Simbol kehidupan masyarakat Toraja dalam Passura’ Toraya.

Toraja yang terletak di Sulawesi Selatan, menjadi daerah pariwisata dunia dengan adat istiadat yang masih terjaga baik, menawarkan berbagai jenis kearifan lokal kaya makna penuh inspirasi.

Salah satu kearifan lokal yang tampil dalam wajah polos Toraja adalah ukirannya. Ukiran Toraja atau yang disebut dengan Passura’ Toraya menjadi kekayaan turun temurun sejak ratusan tahun lalu.

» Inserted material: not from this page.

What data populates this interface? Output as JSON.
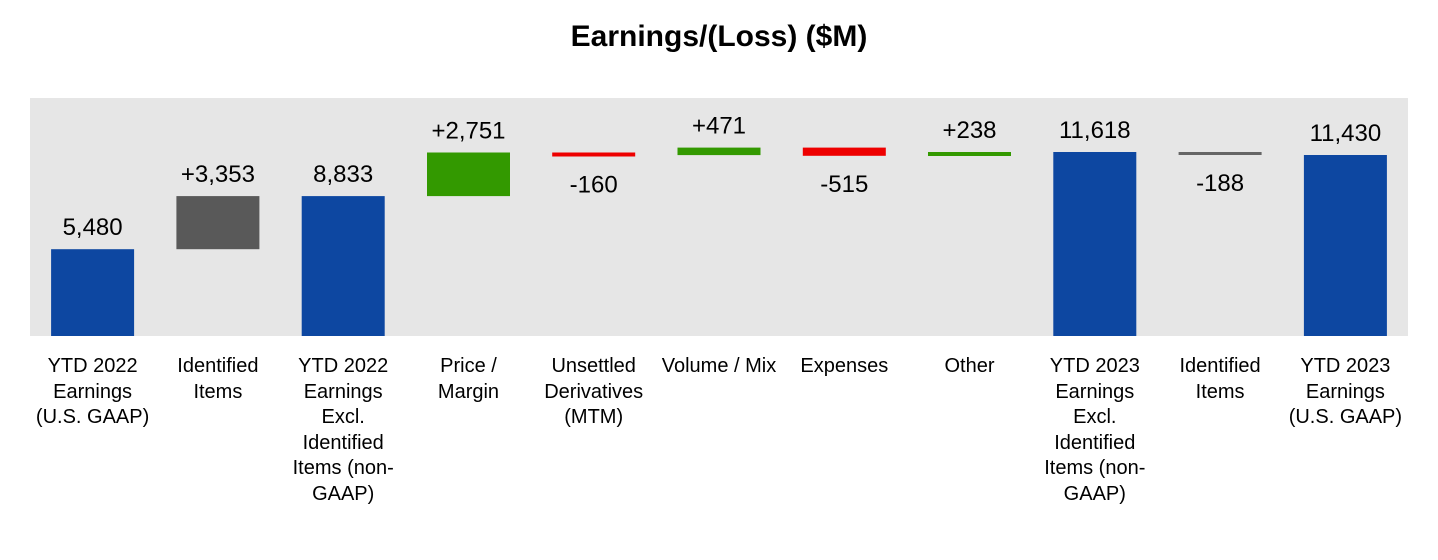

Passura’ Toraya merupakan bentuk komunikasi dalam menyampaikan pesan moral dari leluhur kepada keturunannya. Walau tak pandai baca tulis, namun ukiran menjadi saluran paling efektif untuk menanamkan nilai-nilai moral tentang kejujuran, rela berkorban, ketekunan berusaha, kesetiaan pada pasangan, dan masih banyak lagi pesan-pesan penuh makna terungkap dari guratan-guratan halusnya ukiran Toraja.

Toraja

Photo: Felisitasya Manukbua/Cultura

Jumlah dan motif ukiran Toraja sendiri mempunyai banyak bahkan ribuan motifnya dalam seni kehidupan manusia Toraja. Namun, dibalik motif-motif ukiran tersebut masyarakat Toraja menjadikan ukiran sebagai simbol kehidupan alam semesta yang menghadirkan sebuah kesejahteraan dan alunan kebijaksanaan melalui bentuk dan liukan ukirannya serta empat warna dasarnya.

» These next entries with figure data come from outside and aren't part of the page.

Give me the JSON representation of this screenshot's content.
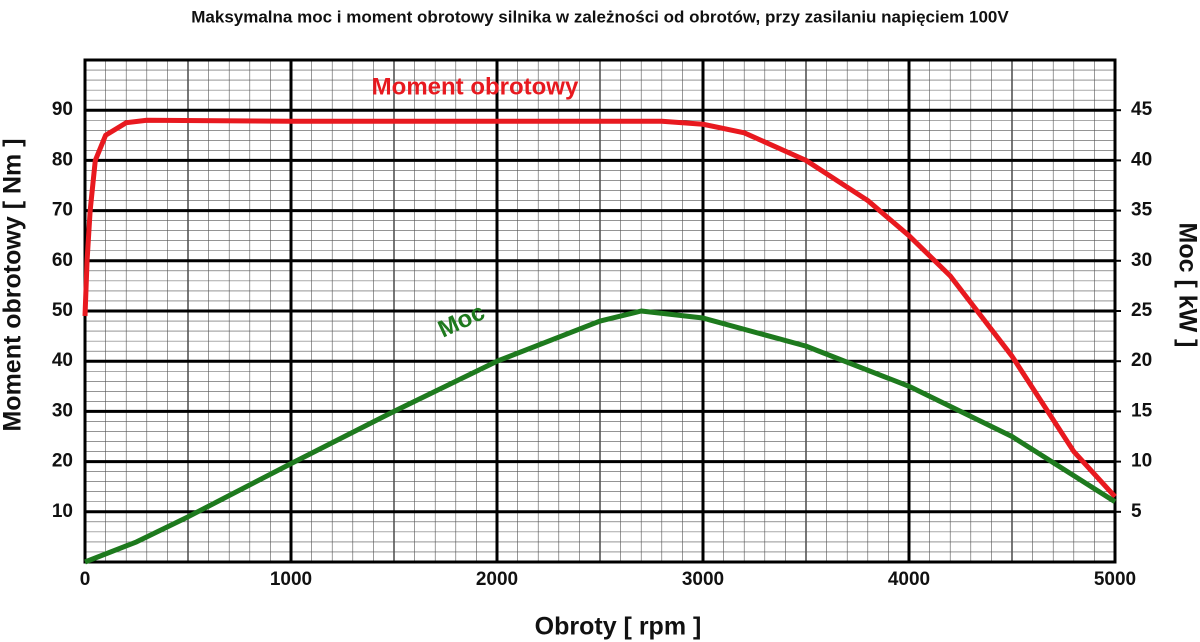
{
  "chart_data": {
    "type": "line",
    "title": "Maksymalna moc i moment obrotowy silnika w zależności od obrotów, przy zasilaniu napięciem 100V",
    "x_label": "Obroty [ rpm ]",
    "y_label": "Moment obrotowy [ Nm ]",
    "y2_label": "Moc [ kW ]",
    "xlim": [
      0,
      5000
    ],
    "xticks": [
      0,
      1000,
      2000,
      3000,
      4000,
      5000
    ],
    "ylim": [
      0,
      100
    ],
    "yticks": [
      10,
      20,
      30,
      40,
      50,
      60,
      70,
      80,
      90
    ],
    "y2lim": [
      0,
      50
    ],
    "y2ticks": [
      5,
      10,
      15,
      20,
      25,
      30,
      35,
      40,
      45
    ],
    "grid": true,
    "series": [
      {
        "name": "Moment obrotowy",
        "color": "#e8191f",
        "x": [
          0,
          10,
          25,
          50,
          100,
          200,
          300,
          1000,
          2000,
          2800,
          3000,
          3200,
          3500,
          3800,
          4000,
          4200,
          4500,
          4800,
          5000
        ],
        "values": [
          49,
          60,
          70,
          80,
          85,
          87.5,
          88,
          87.8,
          87.8,
          87.8,
          87.2,
          85.5,
          80,
          72,
          65,
          57,
          41,
          22,
          13
        ]
      },
      {
        "name": "Moc",
        "color": "#1e7a1e",
        "axis": "y2",
        "x": [
          0,
          250,
          500,
          1000,
          1500,
          2000,
          2500,
          2700,
          3000,
          3500,
          4000,
          4500,
          5000
        ],
        "values": [
          0,
          2,
          4.5,
          9.8,
          15,
          20,
          24,
          25,
          24.3,
          21.5,
          17.5,
          12.5,
          6
        ]
      }
    ]
  }
}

Ukiran Toraja sendiri penuh dengan makna indah, diistilahkan seolah dirangkai seperti tulisan prasasti. Proses perancangan ukiran juga memiliki aturan dan rahasia tersendiri untuk dijiwai bagi pengukirnya, terutama dalam membahasakan sebuah simbol dalam membingkai hidup dengan kejujuran dan kesucian dari makna ukirannya.

Orang Toraja

Photo: Felisitasya Manukbua/Cultura

4 Warna Dari Gelap Terbitlah Terang

Menurut Yans Sulo Paganna’ salah satu talenta khusus manusia berdarah Toraja ada pada seni ukir kayu. Orang-orang Toraja dianugerahi talenta tersebut dari kemahiran merias kayu dengan ukiran indah dengan motif yang beraneka ragam. Warna yang digunakan untuk menghiasi pun adalah warna alami yang dibuat khusus dari batu-batu yang sudah diasah.

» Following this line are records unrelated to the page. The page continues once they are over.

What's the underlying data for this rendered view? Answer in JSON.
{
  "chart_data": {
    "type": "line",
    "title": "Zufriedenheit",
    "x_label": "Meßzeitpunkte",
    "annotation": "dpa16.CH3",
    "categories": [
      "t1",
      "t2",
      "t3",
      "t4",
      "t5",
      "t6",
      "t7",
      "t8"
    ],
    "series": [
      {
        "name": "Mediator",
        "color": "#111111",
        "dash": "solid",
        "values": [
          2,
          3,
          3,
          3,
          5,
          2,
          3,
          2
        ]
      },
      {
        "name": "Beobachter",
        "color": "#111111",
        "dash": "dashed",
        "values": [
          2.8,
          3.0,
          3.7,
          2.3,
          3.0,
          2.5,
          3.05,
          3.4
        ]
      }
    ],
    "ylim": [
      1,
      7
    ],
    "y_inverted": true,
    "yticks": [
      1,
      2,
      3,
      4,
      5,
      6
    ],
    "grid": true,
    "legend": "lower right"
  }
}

Masih menggunakan alat tradisional seperti penggaris, pisau, bambu, batu asah, serta 3 warna yaitu merah dan kuning yang diambil dari tanah liat dan bukan sembarang tanah, kemudian hitam yang berasal dari arang belanga. Kayu yang digunakan untuk mengukir pun terbuat dari bahan kayu Uru.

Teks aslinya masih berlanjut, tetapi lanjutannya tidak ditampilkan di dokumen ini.